Proteger nossas crianças e adolescentes e garantir que eles tenham um desenvolvimento pleno e saudável é dever de todos nós, sociedade civil, setor privado e público. A violência sexual é uma das mais graves violações de direitos e pressupõe o abuso do poder onde crianças e adolescentes são usados para gratificação sexual de adultos, sendo induzidos ou forçados a práticas sexuais. Esse tipo de violência interfere diretamente no desenvolvimento da sexualidade saudável e nas dimensões psicossociais da criança e do adolescente, causando danos muitas vezes irreversíveis.

O abuso e a exploração sexual estão enquadrados nesse conceito. A exploração sexual pressupõe uma relação de mercantilização, em que o sexo é fruto de uma troca, seja de favores ou presentes.

A exploração sexual é um fenômeno multicausal, complexo, e ocorre em vários contextos e cenários, vinculado a redes de prostituição, pornografia, redes de tráfico, turismo, grandes obras de infraestrutura, nas tecnologias de informação e comunicação e também nas rodovias brasileiras.

A subnotificação dos casos de exploração sexual, a falta de sistemas integrados que armazenem e analisem as informações e dados e o despreparo da sociedade civil para encaminhar e tratar casos dessa natureza compõem um cenário de sombras e incertezas. Esse cenário esconde casos de crianças e adolescentes que não recebem nenhum tipo de atendimento ou recebem atendimento inadequado, provocando até revitimização.
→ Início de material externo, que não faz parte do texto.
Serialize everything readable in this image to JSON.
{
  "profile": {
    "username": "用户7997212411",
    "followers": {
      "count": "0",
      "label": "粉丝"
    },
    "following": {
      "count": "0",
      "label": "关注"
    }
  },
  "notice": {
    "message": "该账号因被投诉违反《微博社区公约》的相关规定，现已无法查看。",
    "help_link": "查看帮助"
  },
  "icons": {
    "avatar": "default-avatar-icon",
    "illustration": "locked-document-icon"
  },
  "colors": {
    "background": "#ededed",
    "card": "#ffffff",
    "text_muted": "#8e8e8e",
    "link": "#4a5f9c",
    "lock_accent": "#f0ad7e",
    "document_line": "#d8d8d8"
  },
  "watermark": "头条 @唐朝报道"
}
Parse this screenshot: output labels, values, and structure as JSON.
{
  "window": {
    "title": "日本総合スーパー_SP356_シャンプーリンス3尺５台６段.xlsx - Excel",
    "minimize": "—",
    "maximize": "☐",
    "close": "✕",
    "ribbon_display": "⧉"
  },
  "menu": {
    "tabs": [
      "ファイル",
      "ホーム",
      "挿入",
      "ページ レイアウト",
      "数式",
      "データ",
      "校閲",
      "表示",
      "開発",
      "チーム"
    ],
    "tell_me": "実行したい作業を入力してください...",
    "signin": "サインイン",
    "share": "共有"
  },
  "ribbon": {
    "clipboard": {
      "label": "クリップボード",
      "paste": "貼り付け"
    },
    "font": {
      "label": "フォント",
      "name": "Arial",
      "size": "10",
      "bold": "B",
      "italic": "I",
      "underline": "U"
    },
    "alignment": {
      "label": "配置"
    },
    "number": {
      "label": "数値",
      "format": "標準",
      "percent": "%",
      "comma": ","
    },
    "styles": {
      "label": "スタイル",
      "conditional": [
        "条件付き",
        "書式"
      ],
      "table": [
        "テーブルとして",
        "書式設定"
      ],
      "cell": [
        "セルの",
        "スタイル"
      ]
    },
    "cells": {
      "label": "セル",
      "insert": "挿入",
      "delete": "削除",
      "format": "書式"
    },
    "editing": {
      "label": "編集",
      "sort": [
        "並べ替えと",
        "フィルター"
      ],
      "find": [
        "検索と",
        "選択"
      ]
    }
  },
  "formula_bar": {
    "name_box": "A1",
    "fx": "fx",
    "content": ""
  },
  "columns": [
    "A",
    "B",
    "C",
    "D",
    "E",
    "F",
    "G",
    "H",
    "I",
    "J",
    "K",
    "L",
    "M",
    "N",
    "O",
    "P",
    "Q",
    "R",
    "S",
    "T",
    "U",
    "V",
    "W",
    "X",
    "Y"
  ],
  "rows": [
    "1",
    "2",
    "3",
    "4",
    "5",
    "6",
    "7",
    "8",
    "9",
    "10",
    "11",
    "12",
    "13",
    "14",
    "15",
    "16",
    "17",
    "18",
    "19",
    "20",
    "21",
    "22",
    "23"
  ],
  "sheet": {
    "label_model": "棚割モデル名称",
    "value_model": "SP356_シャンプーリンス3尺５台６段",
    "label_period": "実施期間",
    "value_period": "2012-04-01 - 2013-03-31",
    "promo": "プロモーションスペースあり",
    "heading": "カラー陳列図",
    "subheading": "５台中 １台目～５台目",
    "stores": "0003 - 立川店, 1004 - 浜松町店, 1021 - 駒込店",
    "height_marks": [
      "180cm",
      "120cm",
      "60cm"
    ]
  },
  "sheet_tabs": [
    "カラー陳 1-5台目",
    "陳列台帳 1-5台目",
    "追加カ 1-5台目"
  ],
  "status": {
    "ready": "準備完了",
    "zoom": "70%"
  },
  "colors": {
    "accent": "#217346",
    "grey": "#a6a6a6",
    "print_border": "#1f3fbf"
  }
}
De maio de 2003 a março de 2011, 156 mil denúncias foram registradas pelo Disque Denúncia Nacional (Disque 100) 32% são de violência sexual contra crianças e adolescentes em todo o país.

A complexidade desse fenômeno requer ações de enfrentamento igualmente complexas e capazes de envolver os mais diferentes atores da sociedade. As ações precisam ir além da redução da pobreza, acesso à saúde, educação, lazer ou mesmo do asseguramento do convívio sociofamiliar.

Precisamos, sobretudo, criar dados e indicadores, monitorá-los e, com base neles, desenvolver estratégias intersetoriais de prevenção e enfrentamento.

É esse o objetivo da cultura de mapeamento dos pontos vulneráveis à exploração sexual nas rodovias brasileiras. Este novo mapeamento repete os critérios qualificados do mapeamento anterior e consagra a sólida parceria multissetorial, na sua execução, entre a Polícia Rodoviária Federal, Secretaria de Direitos Humanos da Presidência da República, Organização Internacional do Trabalho, Childhood Brasil e o setor privado.

Esperamos que os dados sejam úteis para o desenvolvimento de estratégias eficazes de prevenção e enfrentamento e que juntos possamos continuar empreendendo esforços para mudar esse cenário.